On average we output around 200 results per query in an average 0.05 seconds. We also get thousands of more results for keywords like "mike", "molly", "username" and passwords like "password" than any of our alternatives. We will go out of our way to not stuff our row count, but instead get you the best quality databases on the market.
Because this industry is plagued with hacked-together services made by children, we have decided this needs to change. As a result we work with some of the best developers we can get our hands on to make sure our site is secure, fast and has minimal downtime. This should be reflected on both our website and API.
The last thing we want is our customers to be confused. This is why we bring in focus-groups that visit our site, and have to go through the process of purchasing, searching and asking support questions. We had a number of people review our site so we could improve our overall user experience (UX), and then we had different people visit our competitors sites, and report back the positive and negatives of their over-all UX. This has helped us make the easiest to use search engine on the market.

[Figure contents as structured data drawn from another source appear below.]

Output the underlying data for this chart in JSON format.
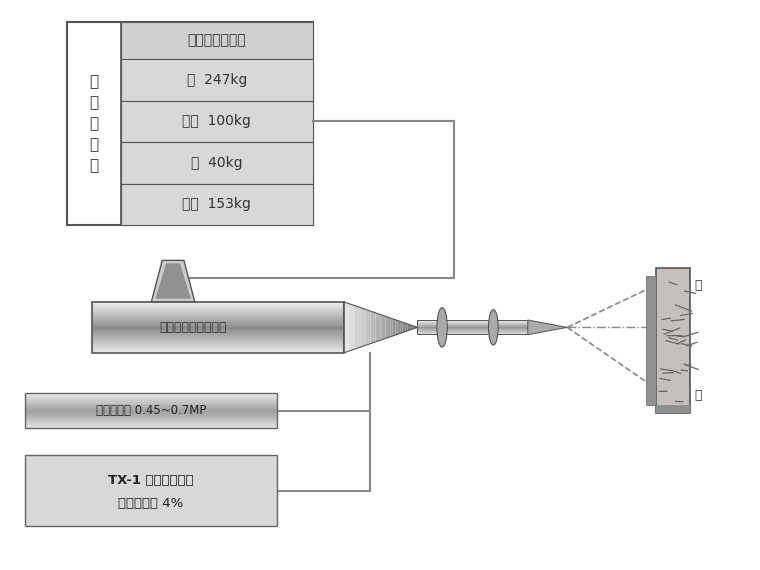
{
  "bg": "#ffffff",
  "table_left_text": "混\n凝\n土\n拌\n合",
  "header_text": "可参考的配合比",
  "rows": [
    "砂  247kg",
    "水泥  100kg",
    "水  40kg",
    "石子  153kg"
  ],
  "machine_label": "湿噴式混凝土噴射机",
  "wind_text": "风压控制在 0.45~0.7MP",
  "acc_line1": "TX-1 型液体速凝剤",
  "acc_line2": "水泥用量的 4%",
  "wall_top": "岩",
  "wall_bot": "面",
  "cell_bg": "#d8d8d8",
  "header_bg": "#d0d0d0",
  "line_color": "#888888",
  "border_color": "#555555"
}
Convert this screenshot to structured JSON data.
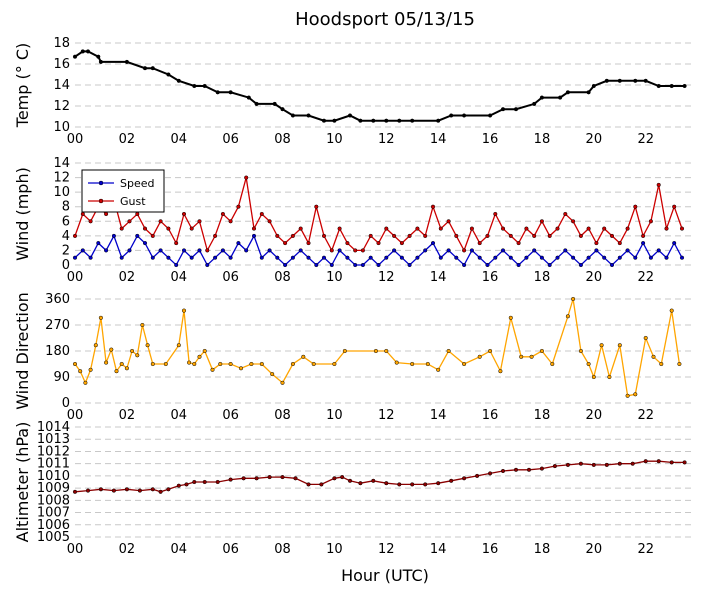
{
  "chart_data": {
    "title": "Hoodsport 05/13/15",
    "xlabel": "Hour (UTC)",
    "x_tick_labels": [
      "00",
      "02",
      "04",
      "06",
      "08",
      "10",
      "12",
      "14",
      "16",
      "18",
      "20",
      "22"
    ],
    "panels": [
      {
        "type": "line",
        "ylabel": "Temp ($^\\circ$C)",
        "ylabel_display": "Temp (° C)",
        "ylim": [
          10,
          18
        ],
        "yticks": [
          "10",
          "12",
          "14",
          "16",
          "18"
        ],
        "grid": true,
        "series": [
          {
            "color": "#000000",
            "x": [
              0,
              0.3,
              0.5,
              0.9,
              1.0,
              2.0,
              2.7,
              3.0,
              3.6,
              4.0,
              4.6,
              5.0,
              5.5,
              6.0,
              6.7,
              7.0,
              7.7,
              8.0,
              8.4,
              9.0,
              9.6,
              10.0,
              10.6,
              11.0,
              11.5,
              12.0,
              12.5,
              13.0,
              14.0,
              14.5,
              15.0,
              16.0,
              16.5,
              17.0,
              17.7,
              18.0,
              18.7,
              19.0,
              19.8,
              20.0,
              20.5,
              21.0,
              21.6,
              22.0,
              22.5,
              23.0,
              23.5
            ],
            "y": [
              16.7,
              17.2,
              17.2,
              16.7,
              16.2,
              16.2,
              15.6,
              15.6,
              15.0,
              14.4,
              13.9,
              13.9,
              13.3,
              13.3,
              12.8,
              12.2,
              12.2,
              11.7,
              11.1,
              11.1,
              10.6,
              10.6,
              11.1,
              10.6,
              10.6,
              10.6,
              10.6,
              10.6,
              10.6,
              11.1,
              11.1,
              11.1,
              11.7,
              11.7,
              12.2,
              12.8,
              12.8,
              13.3,
              13.3,
              13.9,
              14.4,
              14.4,
              14.4,
              14.4,
              13.9,
              13.9,
              13.9
            ]
          }
        ]
      },
      {
        "type": "line",
        "ylabel": "Wind (mph)",
        "ylim": [
          0,
          14
        ],
        "yticks": [
          "0",
          "2",
          "4",
          "6",
          "8",
          "10",
          "12",
          "14"
        ],
        "grid": true,
        "legend": "top-left",
        "series": [
          {
            "name": "Speed",
            "color": "#0000cc",
            "x": [
              0,
              0.3,
              0.6,
              0.9,
              1.2,
              1.5,
              1.8,
              2.1,
              2.4,
              2.7,
              3.0,
              3.3,
              3.6,
              3.9,
              4.2,
              4.5,
              4.8,
              5.1,
              5.4,
              5.7,
              6.0,
              6.3,
              6.6,
              6.9,
              7.2,
              7.5,
              7.8,
              8.1,
              8.4,
              8.7,
              9.0,
              9.3,
              9.6,
              9.9,
              10.2,
              10.5,
              10.8,
              11.1,
              11.4,
              11.7,
              12.0,
              12.3,
              12.6,
              12.9,
              13.2,
              13.5,
              13.8,
              14.1,
              14.4,
              14.7,
              15.0,
              15.3,
              15.6,
              15.9,
              16.2,
              16.5,
              16.8,
              17.1,
              17.4,
              17.7,
              18.0,
              18.3,
              18.6,
              18.9,
              19.2,
              19.5,
              19.8,
              20.1,
              20.4,
              20.7,
              21.0,
              21.3,
              21.6,
              21.9,
              22.2,
              22.5,
              22.8,
              23.1,
              23.4
            ],
            "y": [
              1,
              2,
              1,
              3,
              2,
              4,
              1,
              2,
              4,
              3,
              1,
              2,
              1,
              0,
              2,
              1,
              2,
              0,
              1,
              2,
              1,
              3,
              2,
              4,
              1,
              2,
              1,
              0,
              1,
              2,
              1,
              0,
              1,
              0,
              2,
              1,
              0,
              0,
              1,
              0,
              1,
              2,
              1,
              0,
              1,
              2,
              3,
              1,
              2,
              1,
              0,
              2,
              1,
              0,
              1,
              2,
              1,
              0,
              1,
              2,
              1,
              0,
              1,
              2,
              1,
              0,
              1,
              2,
              1,
              0,
              1,
              2,
              1,
              3,
              1,
              2,
              1,
              3,
              1
            ]
          },
          {
            "name": "Gust",
            "color": "#cc0000",
            "x": [
              0,
              0.3,
              0.6,
              0.9,
              1.2,
              1.5,
              1.8,
              2.1,
              2.4,
              2.7,
              3.0,
              3.3,
              3.6,
              3.9,
              4.2,
              4.5,
              4.8,
              5.1,
              5.4,
              5.7,
              6.0,
              6.3,
              6.6,
              6.9,
              7.2,
              7.5,
              7.8,
              8.1,
              8.4,
              8.7,
              9.0,
              9.3,
              9.6,
              9.9,
              10.2,
              10.5,
              10.8,
              11.1,
              11.4,
              11.7,
              12.0,
              12.3,
              12.6,
              12.9,
              13.2,
              13.5,
              13.8,
              14.1,
              14.4,
              14.7,
              15.0,
              15.3,
              15.6,
              15.9,
              16.2,
              16.5,
              16.8,
              17.1,
              17.4,
              17.7,
              18.0,
              18.3,
              18.6,
              18.9,
              19.2,
              19.5,
              19.8,
              20.1,
              20.4,
              20.7,
              21.0,
              21.3,
              21.6,
              21.9,
              22.2,
              22.5,
              22.8,
              23.1,
              23.4
            ],
            "y": [
              4,
              7,
              6,
              8,
              7,
              9,
              5,
              6,
              7,
              5,
              4,
              6,
              5,
              3,
              7,
              5,
              6,
              2,
              4,
              7,
              6,
              8,
              12,
              5,
              7,
              6,
              4,
              3,
              4,
              5,
              3,
              8,
              4,
              2,
              5,
              3,
              2,
              2,
              4,
              3,
              5,
              4,
              3,
              4,
              5,
              4,
              8,
              5,
              6,
              4,
              2,
              5,
              3,
              4,
              7,
              5,
              4,
              3,
              5,
              4,
              6,
              4,
              5,
              7,
              6,
              4,
              5,
              3,
              5,
              4,
              3,
              5,
              8,
              4,
              6,
              11,
              5,
              8,
              5
            ]
          }
        ]
      },
      {
        "type": "line",
        "ylabel": "Wind Direction",
        "ylim": [
          0,
          360
        ],
        "yticks": [
          "0",
          "90",
          "180",
          "270",
          "360"
        ],
        "grid": true,
        "series": [
          {
            "color": "#ffa500",
            "x": [
              0,
              0.2,
              0.4,
              0.6,
              0.8,
              1.0,
              1.2,
              1.4,
              1.6,
              1.8,
              2.0,
              2.2,
              2.4,
              2.6,
              2.8,
              3.0,
              3.5,
              4.0,
              4.2,
              4.4,
              4.6,
              4.8,
              5.0,
              5.3,
              5.6,
              6.0,
              6.4,
              6.8,
              7.2,
              7.6,
              8.0,
              8.4,
              8.8,
              9.2,
              10.0,
              10.4,
              11.6,
              12.0,
              12.4,
              13.0,
              13.6,
              14.0,
              14.4,
              15.0,
              15.6,
              16.0,
              16.4,
              16.8,
              17.2,
              17.6,
              18.0,
              18.4,
              19.0,
              19.2,
              19.5,
              19.8,
              20.0,
              20.3,
              20.6,
              21.0,
              21.3,
              21.6,
              22.0,
              22.3,
              22.6,
              23.0,
              23.3
            ],
            "y": [
              135,
              110,
              70,
              115,
              200,
              295,
              140,
              185,
              110,
              135,
              120,
              180,
              165,
              270,
              200,
              135,
              135,
              200,
              320,
              140,
              135,
              160,
              180,
              115,
              135,
              135,
              120,
              135,
              135,
              100,
              70,
              135,
              160,
              135,
              135,
              180,
              180,
              180,
              140,
              135,
              135,
              115,
              180,
              135,
              160,
              180,
              110,
              295,
              160,
              160,
              180,
              135,
              300,
              360,
              180,
              135,
              90,
              200,
              90,
              200,
              25,
              30,
              225,
              160,
              135,
              320,
              135
            ]
          }
        ]
      },
      {
        "type": "line",
        "ylabel": "Altimeter (hPa)",
        "ylim": [
          1005,
          1014
        ],
        "yticks": [
          "1005",
          "1006",
          "1007",
          "1008",
          "1009",
          "1010",
          "1011",
          "1012",
          "1013",
          "1014"
        ],
        "grid": true,
        "series": [
          {
            "color": "#8b0000",
            "x": [
              0,
              0.5,
              1.0,
              1.5,
              2.0,
              2.5,
              3.0,
              3.3,
              3.6,
              4.0,
              4.3,
              4.6,
              5.0,
              5.5,
              6.0,
              6.5,
              7.0,
              7.5,
              8.0,
              8.5,
              9.0,
              9.5,
              10.0,
              10.3,
              10.6,
              11.0,
              11.5,
              12.0,
              12.5,
              13.0,
              13.5,
              14.0,
              14.5,
              15.0,
              15.5,
              16.0,
              16.5,
              17.0,
              17.5,
              18.0,
              18.5,
              19.0,
              19.5,
              20.0,
              20.5,
              21.0,
              21.5,
              22.0,
              22.5,
              23.0,
              23.5
            ],
            "y": [
              1008.7,
              1008.8,
              1008.9,
              1008.8,
              1008.9,
              1008.8,
              1008.9,
              1008.7,
              1008.9,
              1009.2,
              1009.3,
              1009.5,
              1009.5,
              1009.5,
              1009.7,
              1009.8,
              1009.8,
              1009.9,
              1009.9,
              1009.8,
              1009.3,
              1009.3,
              1009.8,
              1009.9,
              1009.6,
              1009.4,
              1009.6,
              1009.4,
              1009.3,
              1009.3,
              1009.3,
              1009.4,
              1009.6,
              1009.8,
              1010.0,
              1010.2,
              1010.4,
              1010.5,
              1010.5,
              1010.6,
              1010.8,
              1010.9,
              1011.0,
              1010.9,
              1010.9,
              1011.0,
              1011.0,
              1011.2,
              1011.2,
              1011.1,
              1011.1
            ]
          }
        ]
      }
    ]
  }
}
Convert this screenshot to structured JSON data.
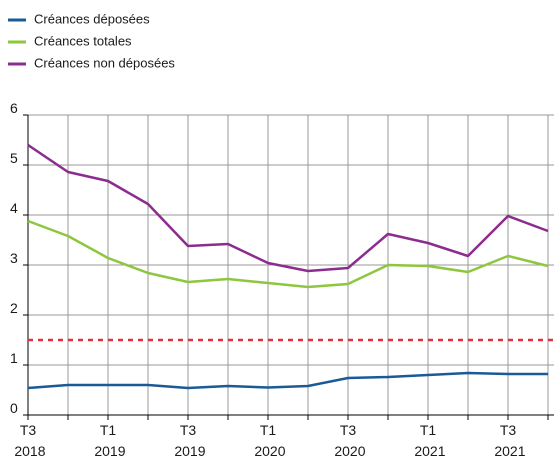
{
  "chart_data": {
    "type": "line",
    "categories": [
      "T3 2018",
      null,
      "T1 2019",
      null,
      "T3 2019",
      null,
      "T1 2020",
      null,
      "T3 2020",
      null,
      "T1 2021",
      null,
      "T3 2021",
      null
    ],
    "series": [
      {
        "name": "Créances déposées",
        "color": "#1a5a96",
        "values": [
          0.54,
          0.6,
          0.6,
          0.6,
          0.54,
          0.58,
          0.55,
          0.58,
          0.74,
          0.76,
          0.8,
          0.84,
          0.82,
          0.82
        ]
      },
      {
        "name": "Créances totales",
        "color": "#8dc63f",
        "values": [
          3.88,
          3.58,
          3.14,
          2.84,
          2.66,
          2.72,
          2.64,
          2.56,
          2.62,
          3.0,
          2.98,
          2.86,
          3.18,
          2.98
        ]
      },
      {
        "name": "Créances non déposées",
        "color": "#8b2c8f",
        "values": [
          5.4,
          4.86,
          4.68,
          4.22,
          3.38,
          3.42,
          3.04,
          2.88,
          2.94,
          3.62,
          3.44,
          3.18,
          3.98,
          3.68
        ]
      }
    ],
    "reference_line": {
      "value": 1.5,
      "color": "#e0313c"
    },
    "xlim": [
      0,
      13.15
    ],
    "ylim": [
      0,
      6
    ],
    "yticks": [
      0,
      1,
      2,
      3,
      4,
      5,
      6
    ],
    "grid": true,
    "legend": "top-left"
  }
}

Snusbase indexes information from websites that have been hacked. We allow our users to search for emails, usernames, ip address or even passwords so they can find out if their information has been leaked. After a search we display all available information from that hacked site. If a database has a users full name, email, password, rank, address, etc. we make all that information available to the user so they can stay safe and keep their information out of the hands of hackers and cyber criminals.
In exchange for time on the site security researchers often give us access to these hacked databases and that way we're allowed access to some of the most private databases on the market while remaining neutral and most importantly legal. We do sometimes however depending on the severity or when both parties agree for a exclusivity period, offer cash rewards in exchange for databases.
Once a site has been hacked and the database is in the hands of a number of individuals not related to the hack it is considered public information. As researchers we are allowed to distribute and allow users to search for their information, according to a number of supreme court rulings. We recommend you check the laws in your jurisdiction, but as a rule-of-thumb this site is legal in most western countries.